When you need to use up a bunch of herbs, pesto is the way to go. But have you ever tried making it with rosemary? It works, and it’s surprisingly versatile. Toss it with pasta. Mix it with roasted vegetables and potatoes. Drizzle it on anything hot off the grill. Or just spread it on bread.
My brother loves this pesto. I used to make it with walnuts, but he discovered it’s even better with pecans. Most things are.

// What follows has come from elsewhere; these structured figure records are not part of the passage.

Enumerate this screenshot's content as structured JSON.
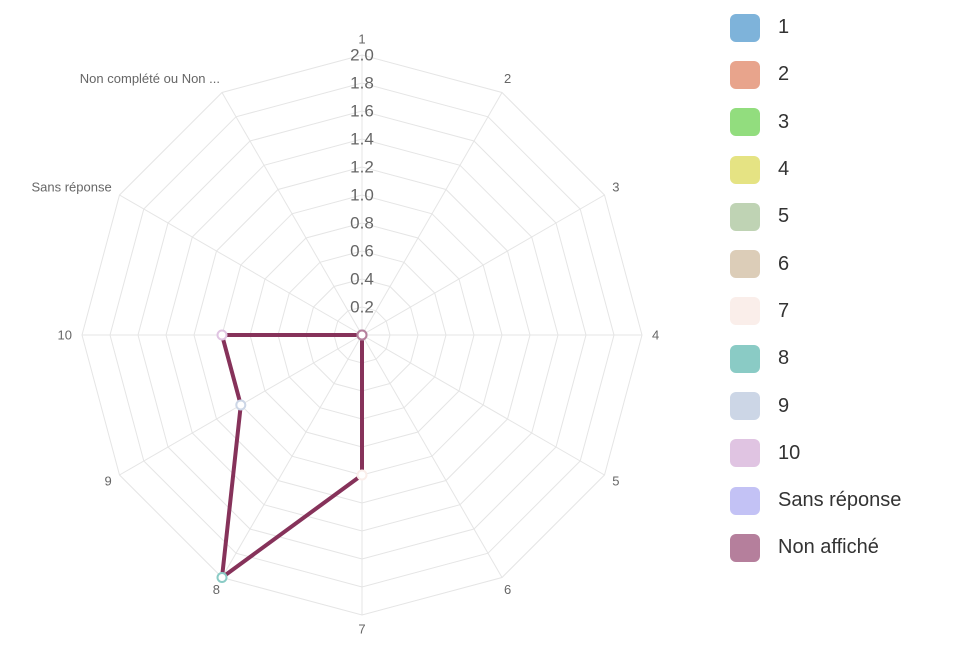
{
  "chart_data": {
    "type": "radar",
    "axes": [
      "1",
      "2",
      "3",
      "4",
      "5",
      "6",
      "7",
      "8",
      "9",
      "10",
      "Sans réponse",
      "Non complété ou Non ..."
    ],
    "rlim": [
      0,
      2
    ],
    "tick_labels": [
      "0.2",
      "0.4",
      "0.6",
      "0.8",
      "1.0",
      "1.2",
      "1.4",
      "1.6",
      "1.8",
      "2.0"
    ],
    "ticks": [
      0.2,
      0.4,
      0.6,
      0.8,
      1.0,
      1.2,
      1.4,
      1.6,
      1.8,
      2.0
    ],
    "grid": true,
    "series": [
      {
        "values": [
          0,
          0,
          0,
          0,
          0,
          0,
          1,
          2,
          1,
          1,
          0,
          0
        ],
        "color": "#86325a",
        "point_colors": [
          "#7eb3da",
          "#e8a48c",
          "#92dd7e",
          "#e5e383",
          "#bfd3b4",
          "#dccdb8",
          "#faeeea",
          "#8acbc5",
          "#ccd6e6",
          "#e0c4e2",
          "#c3c2f5",
          "#b57f9c"
        ]
      }
    ],
    "legend": {
      "position": "right",
      "items": [
        {
          "label": "1",
          "color": "#7eb3da"
        },
        {
          "label": "2",
          "color": "#e8a48c"
        },
        {
          "label": "3",
          "color": "#92dd7e"
        },
        {
          "label": "4",
          "color": "#e5e383"
        },
        {
          "label": "5",
          "color": "#bfd3b4"
        },
        {
          "label": "6",
          "color": "#dccdb8"
        },
        {
          "label": "7",
          "color": "#faeeea"
        },
        {
          "label": "8",
          "color": "#8acbc5"
        },
        {
          "label": "9",
          "color": "#ccd6e6"
        },
        {
          "label": "10",
          "color": "#e0c4e2"
        },
        {
          "label": "Sans réponse",
          "color": "#c3c2f5"
        },
        {
          "label": "Non affiché",
          "color": "#b57f9c"
        }
      ]
    }
  }
}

The color is naturally a little drab. I don’t mind it, but if you’d like to punch up the green, you can add a handful of spinach.
Rosemary Pecan Pesto
Ingredients:
- 1 1/2 cups rosemary leaves (about 20 stems)
- 1 cup raw pecans
- 2 cloves garlic
- 1/2 cup grated parmesan
- 1/2 cup olive oil
- salt and pepper
Directions:
Toast the pecans in a skillet over medium-low until they become fragrant and a bit darker brown. Spread them over a plate and allow them to cool completely.
In the bowl of a food processor, combine the rosemary, pecans, garlic, parmesan, and a pinch of salt and pepper. Turn the machine on. Allow it to process while you drizzle the olive oil into the top chute. Once the oil is incorporated, turn off the machine, open the top and scrape down the sides with a spatula. Taste it and adjust the salt and pepper. Process a few more seconds if necessary.
Store the pesto in an airtight container for up to 10 days. It also freezes well.
I love pesto, and this one looks delicious. Thanks!
Thanks, Sheila! A little goes a long way. I love rosemary, so I didn’t use much restraint when I spread it on the bread in those photos.